To begin with, the exhibition was a pleasing one; pleasing because there was, hidden amongst the dross, work of some quality. There was little evidence, however, of new vistas, new ideas, and this is not altogether unexpected. The preoccupation of our painters with topography is something we have come to accept; after all, the very remoteness of N.Z. reinforces the dominance of this constant phenomenon of the painter's visual environment. This is well analysed, by the way, by Peter Tomory in his chapter on "The Visual Arts" in Auckland University's "Distance Looks Our Way."

One has to use relative criteria in the criticism of work one finds, in the Academy or else a ridlculous result would be apparent. Yet there are. in this year's show, a very few works of art which, far from being what Clive Bell calls "Descriptive Painting" and not therefore, strictly speaking, good painting— make their form significant and have by any standards, the ever elusive qualities which make up a "work of art."

GALLERY

Particularly I think of Stewart Maclennan's "Road to a Deserled House". This painter is one who, I have no doubt, will contribute much to the betterment of New Zealand painting. This canvas is the finest in the show: the finest water-colour at the very least. Maclennan has been mentioned before as the winner of two recent watercolour awards the Hays and B.N.Z. Mural competitions and he will be mentioned again. One feels certain that those who saw the Exhibition could not but be impressed with the consummate skill and delicacy with which the subject matter—a tunnel of macrocarpa trees leading to a green sward—was handled.
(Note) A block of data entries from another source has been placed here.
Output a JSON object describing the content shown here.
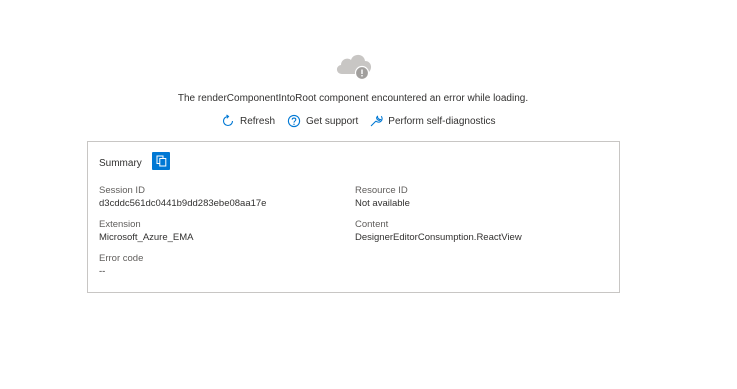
{
  "error": {
    "message": "The renderComponentIntoRoot component encountered an error while loading."
  },
  "actions": {
    "refresh": "Refresh",
    "support": "Get support",
    "diagnostics": "Perform self-diagnostics"
  },
  "summary": {
    "title": "Summary",
    "fields": {
      "session_id": {
        "label": "Session ID",
        "value": "d3cddc561dc0441b9dd283ebe08aa17e"
      },
      "resource_id": {
        "label": "Resource ID",
        "value": "Not available"
      },
      "extension": {
        "label": "Extension",
        "value": "Microsoft_Azure_EMA"
      },
      "content": {
        "label": "Content",
        "value": "DesignerEditorConsumption.ReactView"
      },
      "error_code": {
        "label": "Error code",
        "value": "--"
      }
    }
  },
  "icons": {
    "cloud": "cloud-error-icon",
    "refresh": "refresh-icon",
    "support": "help-circle-icon",
    "diagnostics": "wrench-icon",
    "copy": "copy-icon"
  },
  "colors": {
    "accent": "#0078d4",
    "link_icon": "#0078d4",
    "border": "#c8c6c4",
    "cloud": "#c8c6c4"
  }
}
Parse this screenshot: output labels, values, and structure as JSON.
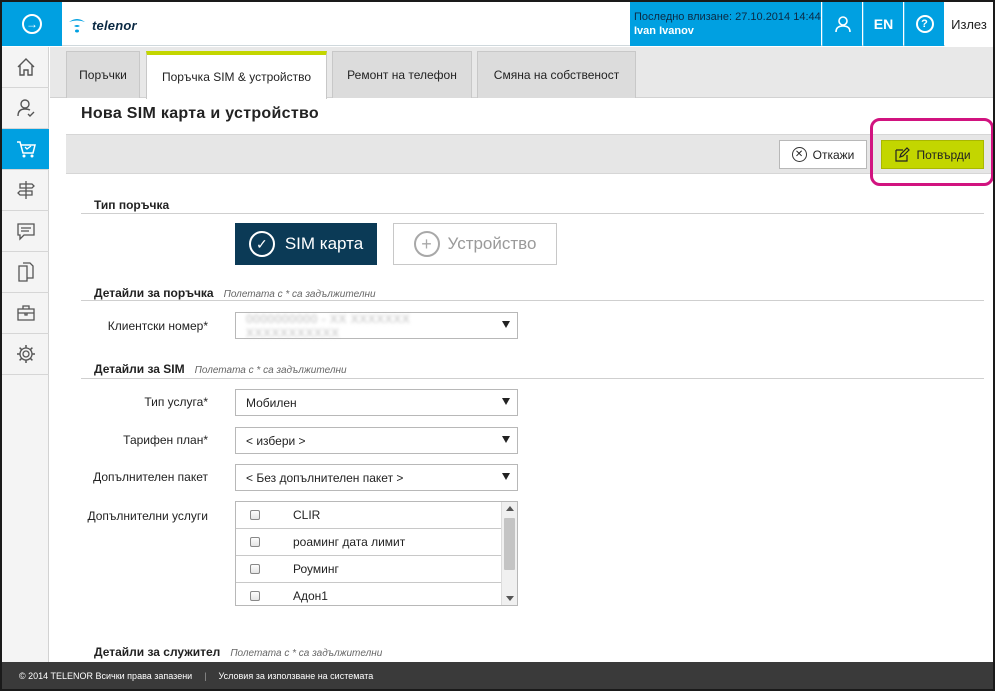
{
  "header": {
    "brand": "telenor",
    "last_login": "Последно влизане: 27.10.2014 14:44",
    "user_name": "Ivan Ivanov",
    "lang_label": "EN",
    "help_label": "?",
    "logout_label": "Излез",
    "icons": {
      "nav": "arrow-right-circle-icon",
      "user": "user-icon",
      "help": "question-icon"
    }
  },
  "sidebar": {
    "items": [
      {
        "icon": "home-icon",
        "active": false
      },
      {
        "icon": "user-check-icon",
        "active": false
      },
      {
        "icon": "cart-icon",
        "active": true
      },
      {
        "icon": "signpost-icon",
        "active": false
      },
      {
        "icon": "chat-icon",
        "active": false
      },
      {
        "icon": "documents-icon",
        "active": false
      },
      {
        "icon": "briefcase-icon",
        "active": false
      },
      {
        "icon": "gear-icon",
        "active": false
      }
    ]
  },
  "tabs": [
    {
      "label": "Поръчки",
      "active": false
    },
    {
      "label": "Поръчка SIM & устройство",
      "active": true
    },
    {
      "label": "Ремонт на телефон",
      "active": false
    },
    {
      "label": "Смяна на собственост",
      "active": false
    }
  ],
  "page": {
    "title": "Нова SIM карта и устройство",
    "cancel_label": "Откажи",
    "confirm_label": "Потвърди"
  },
  "order_type": {
    "title": "Тип поръчка",
    "sim_label": "SIM карта",
    "device_label": "Устройство",
    "selected": "SIM карта"
  },
  "order_details": {
    "title": "Детайли за поръчка",
    "hint": "Полетата с * са задължителни",
    "client_label": "Клиентски номер*",
    "client_value": "0000000000 - XX XXXXXXX XXXXXXXXXXX"
  },
  "sim_details": {
    "title": "Детайли за SIM",
    "hint": "Полетата с * са задължителни",
    "service_label": "Тип услуга*",
    "service_value": "Мобилен",
    "plan_label": "Тарифен план*",
    "plan_value": "< избери >",
    "package_label": "Допълнителен пакет",
    "package_value": "< Без допълнителен пакет >",
    "services_label": "Допълнителни услуги",
    "services": [
      "CLIR",
      "роаминг дата лимит",
      "Роуминг",
      "Адон1"
    ]
  },
  "employee_details": {
    "title": "Детайли за служител",
    "hint": "Полетата с * са задължителни"
  },
  "footer": {
    "copyright": "© 2014 TELENOR Всички права запазени",
    "terms": "Условия за използване на системата"
  },
  "colors": {
    "accent_blue": "#00a0e1",
    "lime": "#c3d600",
    "navy": "#0b3a56",
    "highlight": "#d1137f"
  }
}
The writer is quite certain this work has "significant form."; it is not an initiative work; it is an original and sustained interpretation of a common N.Z. scene, yet a scene bristling with difficulties masterly handled.
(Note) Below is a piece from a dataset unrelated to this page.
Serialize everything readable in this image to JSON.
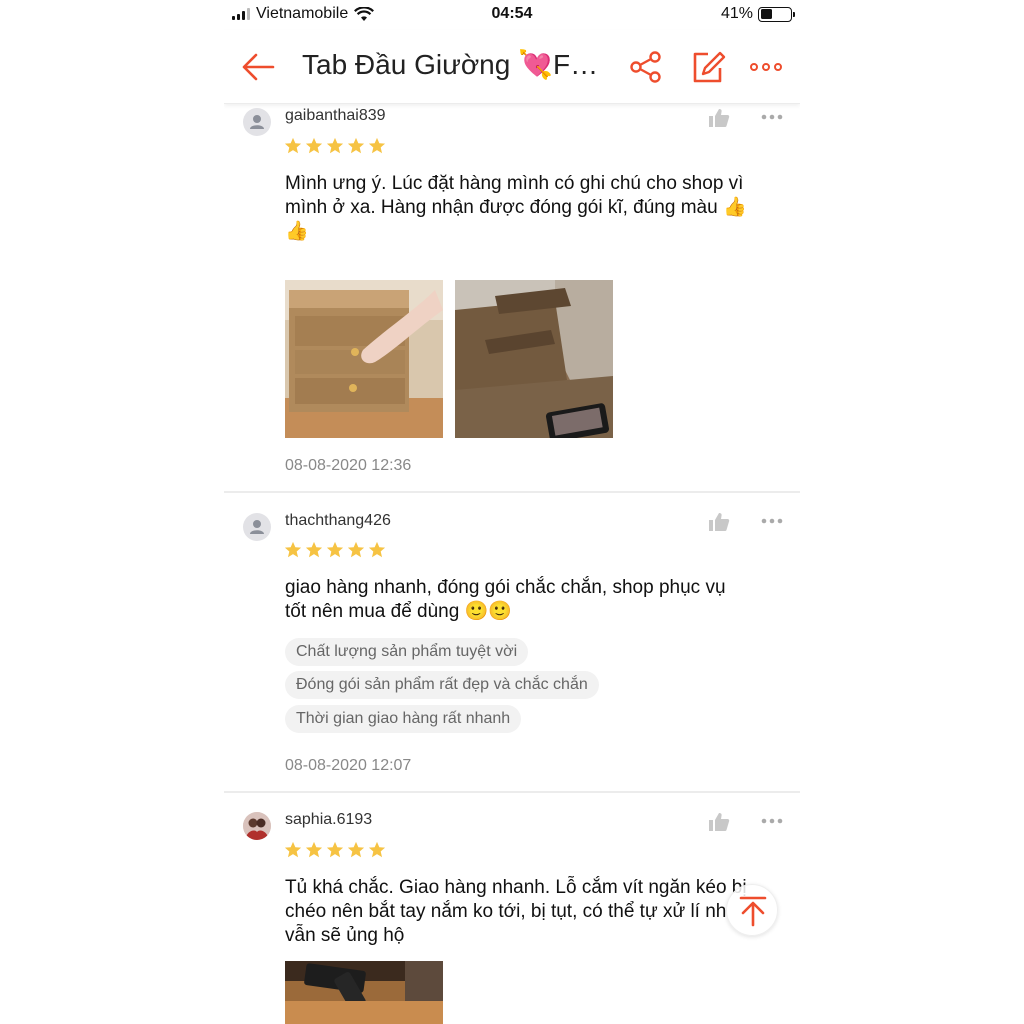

Evelyn Page of Wellington set herself—and very pleasing it was to see her do so—a difficult study. "Nude with Fruit." The painting was a lush, voluptuous and almost Bacchanalian study and perhaps the most difficult canvas in the Gallery.
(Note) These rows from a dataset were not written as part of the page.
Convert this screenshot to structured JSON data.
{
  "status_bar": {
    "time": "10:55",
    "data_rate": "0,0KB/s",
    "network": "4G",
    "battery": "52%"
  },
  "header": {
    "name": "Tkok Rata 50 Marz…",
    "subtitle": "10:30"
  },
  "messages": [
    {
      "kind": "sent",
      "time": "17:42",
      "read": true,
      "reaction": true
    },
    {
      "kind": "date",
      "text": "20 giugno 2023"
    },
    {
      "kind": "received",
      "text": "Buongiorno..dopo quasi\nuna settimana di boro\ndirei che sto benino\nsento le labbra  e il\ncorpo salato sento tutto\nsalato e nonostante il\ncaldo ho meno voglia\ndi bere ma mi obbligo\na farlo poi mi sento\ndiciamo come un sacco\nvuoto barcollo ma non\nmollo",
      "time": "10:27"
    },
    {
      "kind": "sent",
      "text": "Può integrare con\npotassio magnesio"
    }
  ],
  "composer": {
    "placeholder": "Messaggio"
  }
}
Portrait painting, as usual, showed a singular lack of promise. Speaking personally, it is always a great pity we see so very few if any—attempts at domestic interior painting. The reason is, perhaps, obliquely obvious.

Colin Wheeler disappointed a little this year but we have certainly not heard his final note by any means and possibly his style will change yet. Paul Olds is a painter who causes me a little pain when remembering George Bernard Shaw's dictum: "The critic's first duty is to admit with absolute respect. the right of every man to his own style." One finds it genuinely difficult to formulate a just criticism of Old's work. He is. undoubtedly, a painter of considerable talent and his two canvasses his year though similar in treatment, were different in effect, There is almost an impressionist handling of light by Olds, yet his distinctive style of painting is not akin to Impressionism.

David Barker's work this year was not at all—to my mind at least—worth commenting on. Peter McIntyre, on the other hand, showed in his oil "The Para Para", an almost new face, and a very welcome one. The "Rangitikei River" effort seen at a recent James Smith's Gallery showing was poles apart from the Academy effort. One can see in Mclntyre untapped talent.